Canada also outlines its position in relation to cyber operations that it does not consider to violate sovereignty (and therefore those activities that it considers permissible). It maintains that states can engage in cyber activities without the consent of another state even where the activity causes ‘effects, including some loss of functionality’ in the other state. This could include, for example, ‘measures that have negligible or de minimis effects to defend against the harmful activity of malicious cyber actors or to protect their national security interests.’ Here it provides the example of ‘a cyber activity that requires rebooting or the reinstallation of an operating system’ and maintains it is ‘likely not a violation of territorial sovereignty.’ Further, Canada expressly notes that activities such as cyber espionage do not violate territorial sovereignty or international law.

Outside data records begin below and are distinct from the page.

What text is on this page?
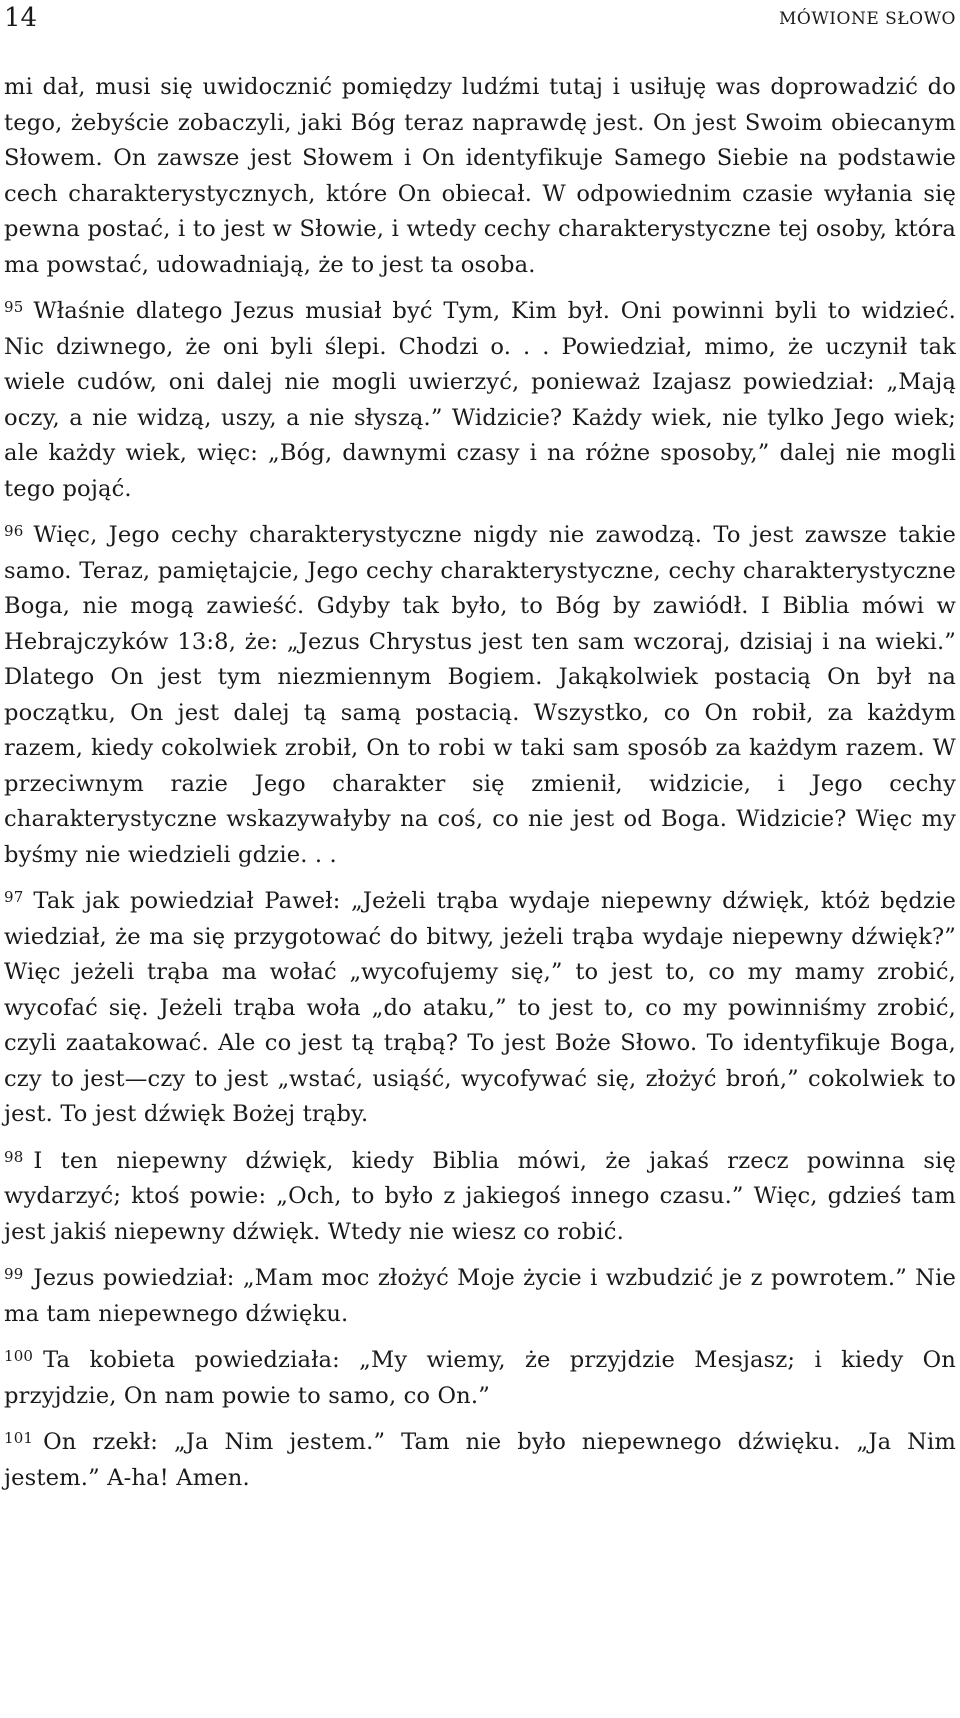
14	MÓWIONE SŁOWO

mi dał, musi się uwidocznić pomiędzy ludźmi tutaj i usiłuję was doprowadzić do tego, żebyście zobaczyli, jaki Bóg teraz naprawdę jest. On jest Swoim obiecanym Słowem. On zawsze jest Słowem i On identyfikuje Samego Siebie na podstawie cech charakterystycznych, które On obiecał. W odpowiednim czasie wyłania się pewna postać, i to jest w Słowie, i wtedy cechy charakterystyczne tej osoby, która ma powstać, udowadniają, że to jest ta osoba.

$^{95}$ Właśnie dlatego Jezus musiał być Tym, Kim był. Oni powinni byli to widzieć. Nic dziwnego, że oni byli ślepi. Chodzi o. . . Powiedział, mimo, że uczynił tak wiele cudów, oni dalej nie mogli uwierzyć, ponieważ Izajasz powiedział: „Mają oczy, a nie widzą, uszy, a nie słyszą.” Widzicie? Każdy wiek, nie tylko Jego wiek; ale każdy wiek, więc: „Bóg, dawnymi czasy i na różne sposoby,” dalej nie mogli tego pojąć.

$^{96}$ Więc, Jego cechy charakterystyczne nigdy nie zawodzą. To jest zawsze takie samo. Teraz, pamiętajcie, Jego cechy charakterystyczne, cechy charakterystyczne Boga, nie mogą zawieść. Gdyby tak było, to Bóg by zawiódł. I Biblia mówi w Hebrajczyków 13:8, że: „Jezus Chrystus jest ten sam wczoraj, dzisiaj i na wieki.” Dlatego On jest tym niezmiennym Bogiem. Jakąkolwiek postacią On był na początku, On jest dalej tą samą postacią. Wszystko, co On robił, za każdym razem, kiedy cokolwiek zrobił, On to robi w taki sam sposób za każdym razem. W przeciwnym razie Jego charakter się zmienił, widzicie, i Jego cechy charakterystyczne wskazywałyby na coś, co nie jest od Boga. Widzicie? Więc my byśmy nie wiedzieli gdzie. . .

$^{97}$ Tak jak powiedział Paweł: „Jeżeli trąba wydaje niepewny dźwięk, któż będzie wiedział, że ma się przygotować do bitwy, jeżeli trąba wydaje niepewny dźwięk?” Więc jeżeli trąba ma wołać „wycofujemy się,” to jest to, co my mamy zrobić, wycofać się. Jeżeli trąba woła „do ataku,” to jest to, co my powinniśmy zrobić, czyli zaatakować. Ale co jest tą trąbą? To jest Boże Słowo. To identyfikuje Boga, czy to jest—czy to jest „wstać, usiąść, wycofywać się, złożyć broń,” cokolwiek to jest. To jest dźwięk Bożej trąby.

$^{98}$ I ten niepewny dźwięk, kiedy Biblia mówi, że jakaś rzecz powinna się wydarzyć; ktoś powie: „Och, to było z jakiegoś innego czasu.” Więc, gdzieś tam jest jakiś niepewny dźwięk. Wtedy nie wiesz co robić.

$^{99}$ Jezus powiedział: „Mam moc złożyć Moje życie i wzbudzić je z powrotem.” Nie ma tam niepewnego dźwięku.

$^{100}$ Ta kobieta powiedziała: „My wiemy, że przyjdzie Mesjasz; i kiedy On przyjdzie, On nam powie to samo, co On.”

$^{101}$ On rzekł: „Ja Nim jestem.” Tam nie było niepewnego dźwięku. „Ja Nim jestem.” A-ha! Amen.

Overall, Canada’s position on territorial sovereignty is similar to that adopted by others states including, for example, New Zealand. Canada regards territorial sovereignty as a rule that can be violated by cyber operations with significantly harmful effects. However, given its position on cyber espionage and on non-consensual cyber operations that cause effects in another state – even where they cause loss of functionality to the extent that the reinstallation of an operating system is required – this means it considers a range of cyber operations below the threshold of ‘significant harmful effects’ to be permissible. While this is not dissimilar from the position of many other states, it does mean that the way international law obligations are shaping in the cyber context (through states’ positions on how the law applies) is one in which states retain the prerogative to lawfully engage in various behaviours in pursuit of their national security objectives – from installation of spyware and other malicious software to pre-position themselves in the cyber infrastructure of other states – without violating international law. These kinds of activities are generally criminalised in national legal systems for individuals, corporations, and others, but increasingly seem to be regarded as lawful under international law for states.